En carne viva

Una calle, una plaza, la fachada de un edificio que ha sido transformado a lo largo del tiempo, también pueden ser espacios en donde la memoria habita, y se aparece, se impone, nos interpela. Un texto que nos invita a mirar desde otra óptica eso que solemos tener a la vista y, muchas veces, se nos pierde.

por Noelia Ale

Conozco una voz que se esconde entre los edificios. Me habla cada vez que los adoquines se apropian de mis pasos. Cuando está de humor, desliza sucesos históricos de los lugares que visitamos. Suaves y a la vez rasposas, sus palabras le arrebatan al presente su protagonismo y, con sutileza, transforman el paisaje cotidiano en escenarios de película.

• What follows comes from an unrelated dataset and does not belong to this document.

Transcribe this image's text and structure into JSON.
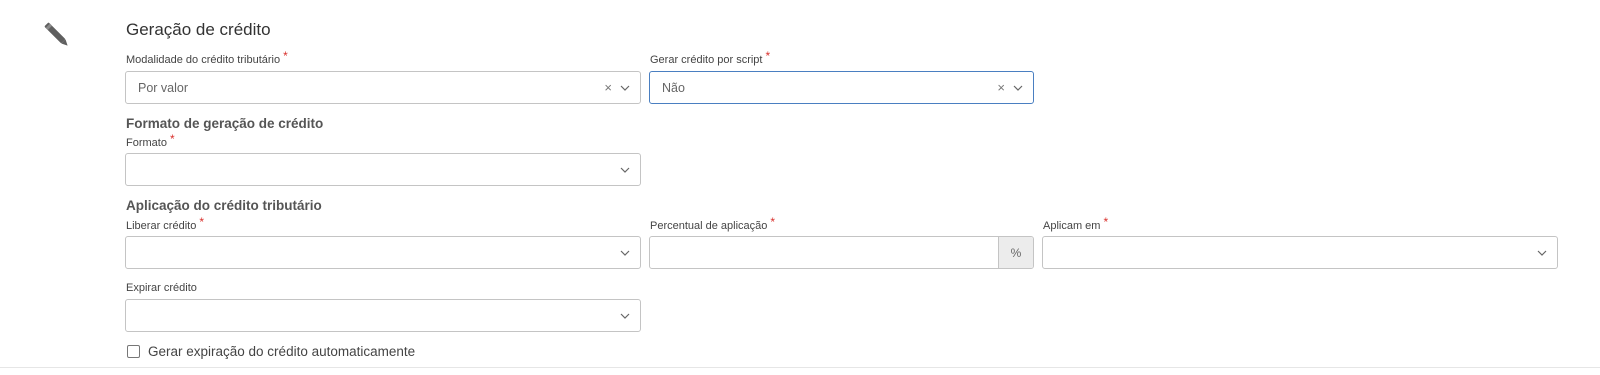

Cada paseo junto a ella es diferente. A veces, en complicidad del silencio, vamos y volvemos como adictas entre relatos de héroes impulsivos, líderes corrompidos y traidores ensangrentados que desde cúpulas, balcones y ventanas actúan una y otra vez su papel en la historia. Otras, en cambio, nos retorcemos en el punzante dolor del lado macabro de las páginas.

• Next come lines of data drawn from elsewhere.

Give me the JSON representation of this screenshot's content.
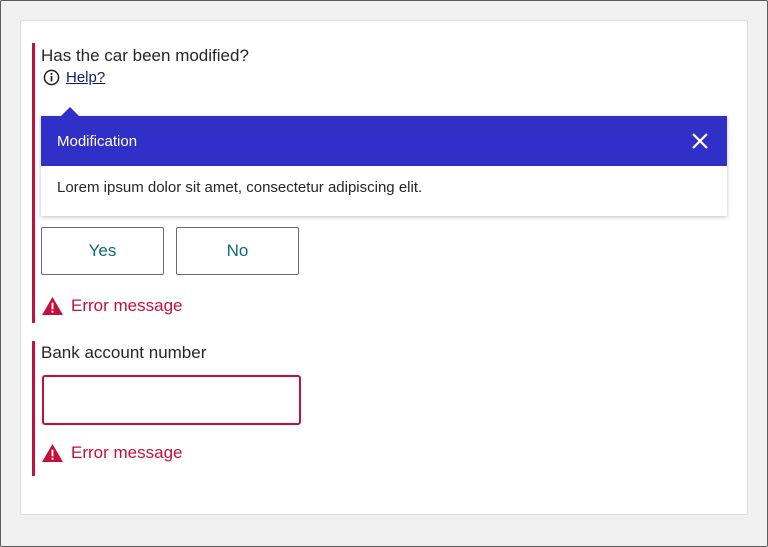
{
  "form": {
    "question1": {
      "label": "Has the car been modified?",
      "help_link": "Help?",
      "popover": {
        "title": "Modification",
        "body": "Lorem ipsum dolor sit amet, consectetur adipiscing elit."
      },
      "options": [
        "Yes",
        "No"
      ],
      "error": "Error message"
    },
    "question2": {
      "label": "Bank account number",
      "value": "",
      "placeholder": "",
      "error": "Error message"
    }
  },
  "colors": {
    "error": "#c3103c",
    "popover_header": "#3030c8",
    "button_text": "#0e6a78",
    "link": "#0f1b70"
  },
  "icons": {
    "help": "info-circle-icon",
    "close": "close-icon",
    "error": "warning-triangle-icon"
  }
}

Rememoramos así el horror, el desgarro y la crudeza con el fin de evitar(nos) que los sucesos caigan en ese cajón cómodo en el que se almacenan los fragmentos que más lastiman. Y pensamos en lo que podría haber sido. En las películas que hubiese filmado Gleyzer, en las historias que Oesterheld hubiese ideado. Nos preguntamos por la música: por el privilegio tácito y heredado de quienes hoy danzan sus dedos sobre las cuerdas, las teclas y tambores con total soltura y libertad.

Solemos hablar mucho de eso. De los dinosaurios que robaron sus más preciados mapas y anduvieron sin gloria ultrajando sus entrañas; de los amigos del barrio, de los que están en los diarios y de esas almas que hoy contornean instrumentos y herramientas dejando huellas invisibles, cicatrices de pentagrama en cada nueva expresión de nuestra cultura.

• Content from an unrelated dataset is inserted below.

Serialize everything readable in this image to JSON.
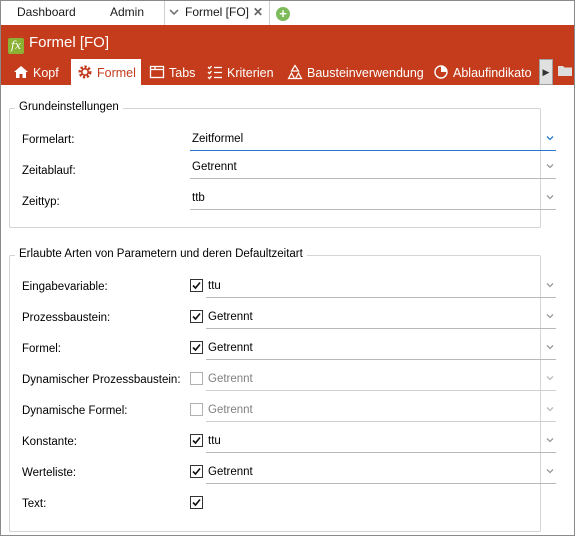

A medida que comparte sus secretos, la voz echa luz sobre sus (in)visibles rasgos. Sus crujientes arrugas, sus manos cansadas y movimientos arbitrarios se unifican como piezas de un rompecabezas gastado. Cómo no la vi antes, me pregunto mientras observo sus ojos chispeantes, si fue ella quién me enseñó a ver y a caminar entre espirales de historias dispuestas a hacer cualquier cosa para llamar mi atención. A ver que en una plaza caben miles frente a un cabildo, un bombardeo, un grupo de mujeres circulando alrededor de un monumento histórico. A dejarme saludar por edificios, hipnotizarme con la música de los callejones y, sobre todo, a no sonrojarme con la desnudez de las fachadas. A construir empatía. A disfrutar el carnaval y cada pequeño suceso que tengo el privilegio de atrapar cuando los hilos de su memoria cambian de lugar. Una memoria eterna, etérea, fantasmagórica, a veces tan a la mano y otras tan lejana, con un sinfín de relatos listos para aventureros, curiosos y solitarios que deseen conocerla desde otra perspectiva.

La ciudad.

Ese espacio de pinceladas cruzadas, de líneas que forman nidos, nichos, nudos. Ciudad que padece su agonía de Dios impotente que aunque todo lo ve, lo siente y duele, nada puede hacer para apaciguar decisiones que se atan y desatan, que se borran y se tapan en su nombre y en su cuerpo. Ciudad con susurros que se superponen, en donde vive flameando la memoria.

Muchas veces, cuando andamos, me pregunto por su vida y por lo que con ella quiere decirme. Lo que busca cuando pone sus arrugas al descubierto, en carne viva.

Quiere recordar. Quiere no olvidar.

Y así, andamos y desandamos pasados gloriosos, despiadados y atroces: volvemos permeables las barreras del tiempo.